The "Web of Life" series, which includes The Forested Taiga, The Frozen Tundra, and The Wide Open Grasslands, discusses the plants and animals found in each of several biomes—a unique ecological community—and how the delicate balance is maintained with regard to that biome's food and energy flow. Johansson uses an organized format, and grounds each chapter with information from a scientific specialist with a related area of expertise. Praising the author for creating an easy-to-understand text, Kathy Piehl wrote in School Library Journal that Johansson's "presentations are interesting enough [to] hold the attention of those exploring the topics out of personal interest."

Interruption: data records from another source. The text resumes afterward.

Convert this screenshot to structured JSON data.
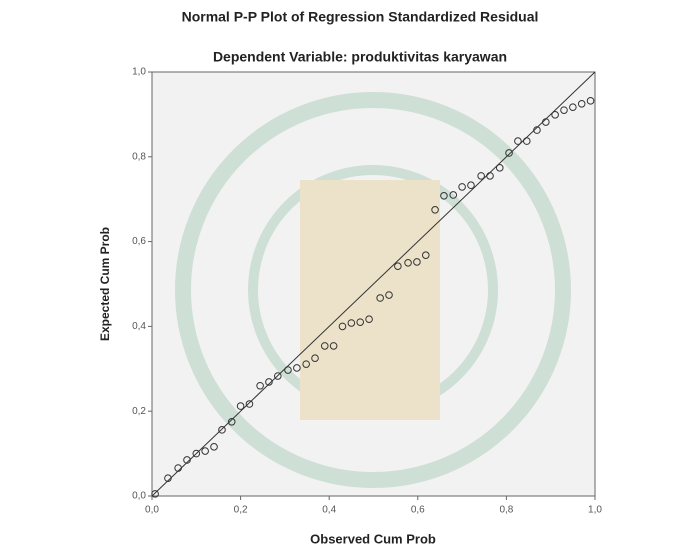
{
  "chart_data": {
    "type": "scatter",
    "title": "Normal P-P Plot of Regression Standardized Residual",
    "subtitle": "Dependent Variable: produktivitas karyawan",
    "x_label": "Observed Cum Prob",
    "y_label": "Expected Cum Prob",
    "x": [
      0.007,
      0.036,
      0.059,
      0.079,
      0.1,
      0.12,
      0.14,
      0.158,
      0.18,
      0.2,
      0.22,
      0.244,
      0.264,
      0.284,
      0.307,
      0.327,
      0.348,
      0.368,
      0.39,
      0.41,
      0.43,
      0.45,
      0.47,
      0.49,
      0.515,
      0.535,
      0.555,
      0.578,
      0.598,
      0.618,
      0.639,
      0.659,
      0.68,
      0.7,
      0.72,
      0.743,
      0.763,
      0.785,
      0.806,
      0.826,
      0.846,
      0.869,
      0.889,
      0.91,
      0.93,
      0.95,
      0.97,
      0.99
    ],
    "values": [
      0.005,
      0.042,
      0.066,
      0.085,
      0.1,
      0.106,
      0.116,
      0.156,
      0.175,
      0.212,
      0.217,
      0.26,
      0.269,
      0.283,
      0.297,
      0.302,
      0.311,
      0.325,
      0.354,
      0.354,
      0.4,
      0.408,
      0.41,
      0.417,
      0.467,
      0.474,
      0.542,
      0.55,
      0.552,
      0.568,
      0.675,
      0.708,
      0.71,
      0.729,
      0.733,
      0.755,
      0.755,
      0.774,
      0.809,
      0.837,
      0.837,
      0.863,
      0.882,
      0.899,
      0.91,
      0.917,
      0.925,
      0.932
    ],
    "color": "#333333",
    "xlim": [
      0,
      1
    ],
    "ylim": [
      0,
      1
    ],
    "xticks": [
      {
        "value": 0,
        "label": "0,0"
      },
      {
        "value": 0.2,
        "label": "0,2"
      },
      {
        "value": 0.4,
        "label": "0,4"
      },
      {
        "value": 0.6,
        "label": "0,6"
      },
      {
        "value": 0.8,
        "label": "0,8"
      },
      {
        "value": 1,
        "label": "1,0"
      }
    ],
    "yticks": [
      {
        "value": 0,
        "label": "0,0"
      },
      {
        "value": 0.2,
        "label": "0,2"
      },
      {
        "value": 0.4,
        "label": "0,4"
      },
      {
        "value": 0.6,
        "label": "0,6"
      },
      {
        "value": 0.8,
        "label": "0,8"
      },
      {
        "value": 1,
        "label": "1,0"
      }
    ],
    "reference_line": true
  }
}
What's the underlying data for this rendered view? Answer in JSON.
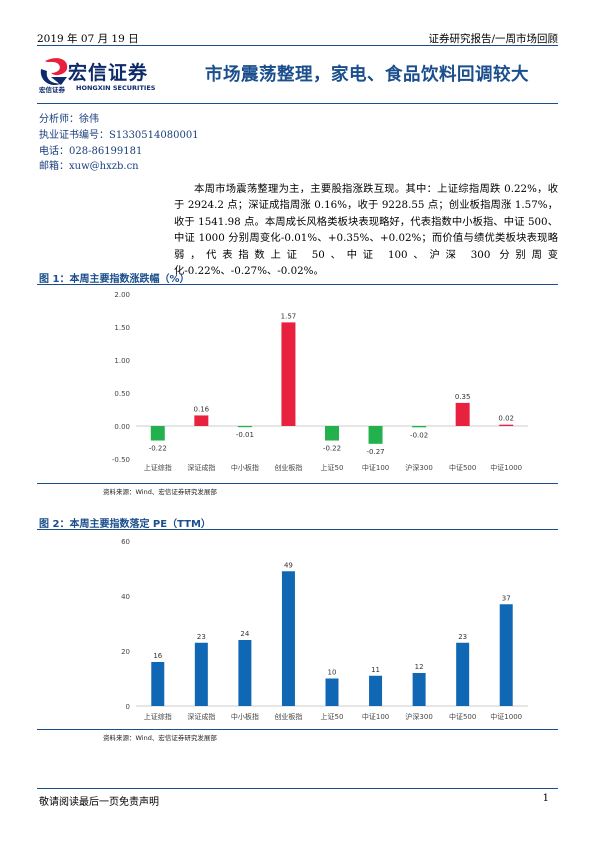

In his award-winning volume The Temperate Forest Johansson brings to life one of the most diverse biomes on Earth, an environment familiar to the residents of much of North America. In The Frozen Tundra readers are given an in-depth look into what the author calls a "frozen desert": the arid plains located in the arctic and sub-arctic regions as well as above the tree-line in more southern lands. Johansson providers a detailed map of Earth's tundra regions, along with numerous full-color photos. Carolyn Phelan, writing in Booklist, noted that The Frozen Tundra provides "good, simple discussions of the flow of energy from the sun and soil to plants, then on to herbivores, carnivores and omnivores, decomposers, and back into the soil."
Biographical and Critical Sources
Booklist, April 1, 2004, Carolyn Phelan, review of The Frozen Tundra, p. 1374.
School Library Journal, August, 2004, Kathy Piehl, review of The Forested Taiga: A Web of Life, p. 110.